McCormick International USA is on the move with a new facility in Duluth, Ga., a new equipment line and a new CEO. But the road has sometimes been a rocky one for this new company with a historic nameplate.
Rodney Miller, named the company's chief executive officer in April, 2008, recently presented some straight talk at the company's annual dealer meeting. One stinging reality for him to deal with up front was the fact the company placed dead last of the 39 equipment lines that were surveyed in the 2008 NAEDA (North American Equipment Dealers Association) report.
Miller told the audience of equipment dealers and other industry people. "We failed you in every category. That is not acceptable. To give validity to the report, if I were honest, it is exactly how I would have rated us."
Miller noted 2008 was a rebuilding and restructuring year for McCormick and that company officials are recommitting the company to its dealers.
"We've been working hard to right all of our wrongs," he said. "Let me say emphatically, we're still not where we need to be, but progress is being made."
Even while it was in the process of being renovated, Miller (left in gray coat) showed the company's new Duluth headquarters off to attendees at the McCormick International USA's annual dealer meeting. The new building will allow significant savings in freight and other costs while enhancing quality control and inventory.
The company has a slew of new products to offer customers this year, including a new look for the MTX and CX models, both of which shipped in the first quarter of 2009. The company has also recently introduced new TTX, CTU and CTV models as well as the XTX 145 and 165. Those are more new products for the company than are likely to be introduced for several years, Miller noted.
ARGO S.p.a of Italy acquired the McCormick name in 2000 and formulated a new business plan for the company. McCormick initially saw losses six years in a row after the company's inception in the USA in December 2001. But Miller believes they have now turned that situation around.
"Last year (2008) we broke that six-year losing streak to become profitable," he said. "And we're going to stay the course for next year and the year after."

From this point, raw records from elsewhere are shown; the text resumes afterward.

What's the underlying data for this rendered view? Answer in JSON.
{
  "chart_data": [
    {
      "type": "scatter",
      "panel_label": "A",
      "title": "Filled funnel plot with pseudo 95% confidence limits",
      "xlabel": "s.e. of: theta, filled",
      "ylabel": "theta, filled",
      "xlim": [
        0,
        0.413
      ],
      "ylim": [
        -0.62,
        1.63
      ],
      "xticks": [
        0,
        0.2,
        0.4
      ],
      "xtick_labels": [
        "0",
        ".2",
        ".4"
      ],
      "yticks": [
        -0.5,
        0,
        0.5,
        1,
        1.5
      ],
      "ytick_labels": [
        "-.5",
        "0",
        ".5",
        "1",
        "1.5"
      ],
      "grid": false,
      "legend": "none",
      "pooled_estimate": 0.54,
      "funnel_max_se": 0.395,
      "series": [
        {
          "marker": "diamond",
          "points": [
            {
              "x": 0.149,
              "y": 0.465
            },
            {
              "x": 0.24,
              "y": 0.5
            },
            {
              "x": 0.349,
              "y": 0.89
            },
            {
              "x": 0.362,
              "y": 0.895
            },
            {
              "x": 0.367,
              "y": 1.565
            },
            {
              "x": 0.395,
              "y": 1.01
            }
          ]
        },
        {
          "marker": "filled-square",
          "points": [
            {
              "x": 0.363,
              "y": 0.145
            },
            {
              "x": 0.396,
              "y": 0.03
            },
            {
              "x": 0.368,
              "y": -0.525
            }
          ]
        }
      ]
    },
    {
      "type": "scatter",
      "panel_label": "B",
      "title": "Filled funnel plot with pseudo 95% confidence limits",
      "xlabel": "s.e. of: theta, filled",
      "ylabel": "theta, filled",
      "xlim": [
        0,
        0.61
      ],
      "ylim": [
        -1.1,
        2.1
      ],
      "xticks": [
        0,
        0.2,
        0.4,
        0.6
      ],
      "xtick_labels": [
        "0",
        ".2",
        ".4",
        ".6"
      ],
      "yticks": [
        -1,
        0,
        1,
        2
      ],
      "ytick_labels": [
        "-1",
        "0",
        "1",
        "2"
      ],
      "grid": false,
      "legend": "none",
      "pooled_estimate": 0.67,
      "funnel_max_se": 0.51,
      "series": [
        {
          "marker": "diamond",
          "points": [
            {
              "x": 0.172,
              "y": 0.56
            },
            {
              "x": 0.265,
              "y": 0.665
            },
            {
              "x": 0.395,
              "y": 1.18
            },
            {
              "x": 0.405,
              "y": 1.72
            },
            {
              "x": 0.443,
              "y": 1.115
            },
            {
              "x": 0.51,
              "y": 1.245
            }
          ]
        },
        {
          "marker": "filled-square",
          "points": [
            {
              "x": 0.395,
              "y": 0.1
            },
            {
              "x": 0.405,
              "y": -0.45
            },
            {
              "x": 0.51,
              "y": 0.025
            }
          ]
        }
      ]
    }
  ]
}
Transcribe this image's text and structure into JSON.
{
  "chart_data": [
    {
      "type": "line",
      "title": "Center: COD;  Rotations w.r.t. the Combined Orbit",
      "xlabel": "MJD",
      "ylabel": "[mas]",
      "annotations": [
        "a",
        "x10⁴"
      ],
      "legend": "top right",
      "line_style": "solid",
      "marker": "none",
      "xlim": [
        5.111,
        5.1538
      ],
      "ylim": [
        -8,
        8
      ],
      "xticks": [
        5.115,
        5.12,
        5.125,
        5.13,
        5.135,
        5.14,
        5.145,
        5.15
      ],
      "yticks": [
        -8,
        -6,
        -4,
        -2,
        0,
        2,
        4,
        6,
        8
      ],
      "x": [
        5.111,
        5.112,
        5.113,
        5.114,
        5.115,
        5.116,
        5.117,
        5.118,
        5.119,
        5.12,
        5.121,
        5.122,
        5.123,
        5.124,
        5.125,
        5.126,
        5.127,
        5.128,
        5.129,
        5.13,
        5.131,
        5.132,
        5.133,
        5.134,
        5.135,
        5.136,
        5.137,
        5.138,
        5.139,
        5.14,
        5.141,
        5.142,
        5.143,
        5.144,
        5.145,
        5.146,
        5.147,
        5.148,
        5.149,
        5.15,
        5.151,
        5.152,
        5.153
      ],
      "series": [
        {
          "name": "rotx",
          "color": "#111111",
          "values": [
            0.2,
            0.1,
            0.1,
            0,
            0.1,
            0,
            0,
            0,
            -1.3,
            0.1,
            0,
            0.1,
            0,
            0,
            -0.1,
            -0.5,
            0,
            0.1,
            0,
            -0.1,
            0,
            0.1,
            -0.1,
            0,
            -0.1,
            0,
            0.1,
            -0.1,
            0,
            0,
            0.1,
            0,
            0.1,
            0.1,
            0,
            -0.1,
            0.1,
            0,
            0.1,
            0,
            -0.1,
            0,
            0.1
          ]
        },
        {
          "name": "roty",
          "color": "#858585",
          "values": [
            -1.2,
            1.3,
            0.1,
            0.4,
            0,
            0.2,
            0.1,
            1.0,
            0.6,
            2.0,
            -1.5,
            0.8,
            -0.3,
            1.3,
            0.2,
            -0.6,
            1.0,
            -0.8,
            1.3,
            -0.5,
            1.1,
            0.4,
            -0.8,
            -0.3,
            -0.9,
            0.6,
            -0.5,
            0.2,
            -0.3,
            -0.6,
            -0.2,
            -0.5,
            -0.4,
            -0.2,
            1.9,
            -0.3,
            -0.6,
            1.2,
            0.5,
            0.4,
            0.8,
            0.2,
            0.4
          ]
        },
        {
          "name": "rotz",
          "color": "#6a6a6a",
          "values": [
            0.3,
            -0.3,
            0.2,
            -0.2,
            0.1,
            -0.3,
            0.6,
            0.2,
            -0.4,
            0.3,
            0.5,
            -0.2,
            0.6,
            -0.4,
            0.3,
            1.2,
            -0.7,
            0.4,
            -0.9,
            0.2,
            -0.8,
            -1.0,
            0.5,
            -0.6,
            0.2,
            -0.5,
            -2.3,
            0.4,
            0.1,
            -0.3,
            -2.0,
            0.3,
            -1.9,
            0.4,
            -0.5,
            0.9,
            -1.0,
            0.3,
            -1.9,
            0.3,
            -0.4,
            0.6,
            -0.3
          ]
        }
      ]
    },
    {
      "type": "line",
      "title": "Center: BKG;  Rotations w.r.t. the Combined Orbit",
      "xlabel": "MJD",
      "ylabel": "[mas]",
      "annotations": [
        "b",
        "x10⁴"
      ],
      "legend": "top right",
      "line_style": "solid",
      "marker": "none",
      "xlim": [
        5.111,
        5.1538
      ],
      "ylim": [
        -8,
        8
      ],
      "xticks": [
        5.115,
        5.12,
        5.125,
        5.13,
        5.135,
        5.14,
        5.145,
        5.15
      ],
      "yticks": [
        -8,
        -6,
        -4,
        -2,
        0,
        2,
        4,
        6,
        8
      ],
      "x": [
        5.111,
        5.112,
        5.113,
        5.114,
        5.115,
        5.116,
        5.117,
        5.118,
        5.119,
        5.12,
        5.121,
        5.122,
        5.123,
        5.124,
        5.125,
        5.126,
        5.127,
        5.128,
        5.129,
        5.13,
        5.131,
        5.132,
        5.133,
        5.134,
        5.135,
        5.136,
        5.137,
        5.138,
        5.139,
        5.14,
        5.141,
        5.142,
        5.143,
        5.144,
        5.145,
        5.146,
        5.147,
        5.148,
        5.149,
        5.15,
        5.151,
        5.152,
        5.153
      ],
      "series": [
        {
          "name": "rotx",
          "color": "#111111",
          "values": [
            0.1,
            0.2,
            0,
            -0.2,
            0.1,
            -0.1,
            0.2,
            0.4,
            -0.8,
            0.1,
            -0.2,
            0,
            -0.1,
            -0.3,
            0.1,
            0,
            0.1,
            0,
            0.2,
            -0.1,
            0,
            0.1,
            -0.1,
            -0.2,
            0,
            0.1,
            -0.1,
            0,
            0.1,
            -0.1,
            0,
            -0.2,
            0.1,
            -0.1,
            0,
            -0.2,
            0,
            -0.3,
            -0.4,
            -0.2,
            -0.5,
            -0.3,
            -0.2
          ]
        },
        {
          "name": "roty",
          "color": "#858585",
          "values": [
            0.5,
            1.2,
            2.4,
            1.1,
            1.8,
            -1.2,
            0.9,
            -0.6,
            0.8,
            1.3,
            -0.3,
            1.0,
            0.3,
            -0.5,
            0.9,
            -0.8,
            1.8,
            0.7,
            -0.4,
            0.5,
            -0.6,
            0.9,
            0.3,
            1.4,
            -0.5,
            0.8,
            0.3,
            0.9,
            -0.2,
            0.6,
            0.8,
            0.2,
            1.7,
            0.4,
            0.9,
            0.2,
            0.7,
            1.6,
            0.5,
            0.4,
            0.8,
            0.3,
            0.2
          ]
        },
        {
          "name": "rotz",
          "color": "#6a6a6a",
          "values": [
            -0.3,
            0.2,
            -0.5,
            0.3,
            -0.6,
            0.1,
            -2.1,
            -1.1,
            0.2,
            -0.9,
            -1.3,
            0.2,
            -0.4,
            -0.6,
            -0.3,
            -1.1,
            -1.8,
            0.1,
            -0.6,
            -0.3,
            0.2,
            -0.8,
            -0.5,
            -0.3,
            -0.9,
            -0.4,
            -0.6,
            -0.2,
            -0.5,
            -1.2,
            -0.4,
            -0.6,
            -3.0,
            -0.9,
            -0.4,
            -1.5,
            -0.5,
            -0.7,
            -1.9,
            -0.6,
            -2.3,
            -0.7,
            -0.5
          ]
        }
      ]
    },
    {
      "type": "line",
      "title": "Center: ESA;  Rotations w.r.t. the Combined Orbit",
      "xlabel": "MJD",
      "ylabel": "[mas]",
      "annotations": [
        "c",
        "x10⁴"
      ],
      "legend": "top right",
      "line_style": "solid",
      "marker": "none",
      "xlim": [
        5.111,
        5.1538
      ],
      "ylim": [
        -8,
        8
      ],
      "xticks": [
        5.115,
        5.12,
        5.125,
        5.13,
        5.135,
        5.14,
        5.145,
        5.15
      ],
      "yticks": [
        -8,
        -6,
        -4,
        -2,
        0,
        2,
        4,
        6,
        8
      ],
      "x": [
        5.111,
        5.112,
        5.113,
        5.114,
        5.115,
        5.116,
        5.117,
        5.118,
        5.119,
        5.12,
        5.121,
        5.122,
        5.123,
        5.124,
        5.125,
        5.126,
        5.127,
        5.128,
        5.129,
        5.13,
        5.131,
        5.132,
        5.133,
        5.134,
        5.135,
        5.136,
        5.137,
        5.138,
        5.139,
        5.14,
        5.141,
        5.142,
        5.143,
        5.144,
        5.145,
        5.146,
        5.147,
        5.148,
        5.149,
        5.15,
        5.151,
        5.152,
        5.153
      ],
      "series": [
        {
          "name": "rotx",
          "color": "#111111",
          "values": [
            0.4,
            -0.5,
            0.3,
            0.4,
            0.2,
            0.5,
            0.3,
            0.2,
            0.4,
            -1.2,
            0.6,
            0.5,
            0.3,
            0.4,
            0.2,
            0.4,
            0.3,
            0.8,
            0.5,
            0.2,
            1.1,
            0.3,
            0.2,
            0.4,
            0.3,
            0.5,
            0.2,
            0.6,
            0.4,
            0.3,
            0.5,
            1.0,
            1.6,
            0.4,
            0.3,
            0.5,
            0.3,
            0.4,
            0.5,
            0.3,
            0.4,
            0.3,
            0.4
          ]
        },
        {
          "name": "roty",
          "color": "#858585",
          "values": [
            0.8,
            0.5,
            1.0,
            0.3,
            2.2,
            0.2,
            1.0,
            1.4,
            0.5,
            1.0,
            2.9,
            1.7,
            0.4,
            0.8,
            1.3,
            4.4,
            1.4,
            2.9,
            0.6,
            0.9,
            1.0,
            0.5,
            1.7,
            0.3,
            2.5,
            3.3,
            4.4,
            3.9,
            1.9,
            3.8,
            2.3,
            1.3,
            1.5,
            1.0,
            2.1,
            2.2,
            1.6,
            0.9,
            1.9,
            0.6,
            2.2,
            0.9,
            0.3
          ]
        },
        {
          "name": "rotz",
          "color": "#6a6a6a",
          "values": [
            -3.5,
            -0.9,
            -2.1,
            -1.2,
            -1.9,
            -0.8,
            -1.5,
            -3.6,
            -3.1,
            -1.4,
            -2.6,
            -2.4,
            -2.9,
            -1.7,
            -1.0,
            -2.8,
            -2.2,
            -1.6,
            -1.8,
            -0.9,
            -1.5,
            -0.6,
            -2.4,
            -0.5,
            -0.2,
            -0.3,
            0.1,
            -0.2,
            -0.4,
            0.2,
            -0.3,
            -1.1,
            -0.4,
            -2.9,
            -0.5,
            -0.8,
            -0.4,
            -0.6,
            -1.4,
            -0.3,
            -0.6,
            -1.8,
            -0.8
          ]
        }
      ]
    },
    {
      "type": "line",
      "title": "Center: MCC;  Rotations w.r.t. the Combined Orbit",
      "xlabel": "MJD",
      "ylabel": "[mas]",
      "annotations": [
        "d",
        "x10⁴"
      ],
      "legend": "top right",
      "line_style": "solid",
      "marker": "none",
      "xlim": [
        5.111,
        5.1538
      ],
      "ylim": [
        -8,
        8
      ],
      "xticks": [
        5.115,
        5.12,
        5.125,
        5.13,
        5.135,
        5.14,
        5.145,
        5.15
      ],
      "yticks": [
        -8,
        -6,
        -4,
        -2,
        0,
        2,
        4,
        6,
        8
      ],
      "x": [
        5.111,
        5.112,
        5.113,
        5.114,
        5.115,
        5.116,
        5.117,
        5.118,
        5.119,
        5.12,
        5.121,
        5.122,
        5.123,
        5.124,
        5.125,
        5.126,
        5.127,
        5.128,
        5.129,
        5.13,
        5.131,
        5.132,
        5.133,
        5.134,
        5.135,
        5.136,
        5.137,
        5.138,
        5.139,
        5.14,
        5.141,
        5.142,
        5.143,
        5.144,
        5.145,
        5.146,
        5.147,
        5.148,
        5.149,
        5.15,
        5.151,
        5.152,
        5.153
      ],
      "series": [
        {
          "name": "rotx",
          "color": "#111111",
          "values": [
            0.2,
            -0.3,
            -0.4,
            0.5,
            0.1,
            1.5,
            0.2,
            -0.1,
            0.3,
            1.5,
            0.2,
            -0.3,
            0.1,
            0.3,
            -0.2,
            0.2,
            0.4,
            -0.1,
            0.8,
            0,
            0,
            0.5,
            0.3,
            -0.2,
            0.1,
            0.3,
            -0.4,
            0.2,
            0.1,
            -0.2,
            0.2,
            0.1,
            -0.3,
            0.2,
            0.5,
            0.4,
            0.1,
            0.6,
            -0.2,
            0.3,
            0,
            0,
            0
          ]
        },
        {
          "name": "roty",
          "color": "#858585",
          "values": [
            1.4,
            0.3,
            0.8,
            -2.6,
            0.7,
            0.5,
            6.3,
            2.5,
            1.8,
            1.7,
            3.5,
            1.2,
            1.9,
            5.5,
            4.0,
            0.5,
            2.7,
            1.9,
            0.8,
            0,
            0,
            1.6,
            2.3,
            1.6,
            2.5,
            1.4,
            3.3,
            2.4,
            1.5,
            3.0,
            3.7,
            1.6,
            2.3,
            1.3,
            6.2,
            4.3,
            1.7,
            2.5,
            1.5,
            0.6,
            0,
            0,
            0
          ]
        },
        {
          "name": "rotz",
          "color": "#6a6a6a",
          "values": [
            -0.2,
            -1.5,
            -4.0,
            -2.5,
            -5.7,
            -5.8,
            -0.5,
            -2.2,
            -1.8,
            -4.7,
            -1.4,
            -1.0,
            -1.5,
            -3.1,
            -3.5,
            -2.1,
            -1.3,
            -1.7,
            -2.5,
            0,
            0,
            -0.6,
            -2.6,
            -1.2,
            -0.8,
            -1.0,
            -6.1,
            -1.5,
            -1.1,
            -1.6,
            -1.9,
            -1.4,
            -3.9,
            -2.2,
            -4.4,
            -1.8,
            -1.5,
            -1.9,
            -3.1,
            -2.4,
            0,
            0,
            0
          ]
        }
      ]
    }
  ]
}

As part of the rebuilding process the company has made strides in filling parts orders. Miller noted the company has much improved its performance in fulfilling orders in a timely way. The company has also totally restructured the service and warranty department. It made major changes in programs, particularly with aggressive financing. The company was the first in the industry, for example, to announce 0% financing for 60 months on main product offerings under 100 horsepower.
Can you hear me now?
Although customers are only likely to see or feel it indirectly, the company has made changes in the way it interacts with its USA employees, including paying bonuses for the first time ever in 2008.
The company has made enhancements to its web site, with easier navigation and an updated dealer locator.
Also, rather than relying on voicemail, the company made another enhancement customers and dealers will appreciate.
"We answer the phone," Miller said. "That may seem like a small thing, but it's big in customer service."
A new facility in Duluth, Ga., will help the company consolidate tractor assembly to one location with savings of between $500,000 and $750,000 in freight and logistics. Miller said it will also enhance quality control and in inventory management.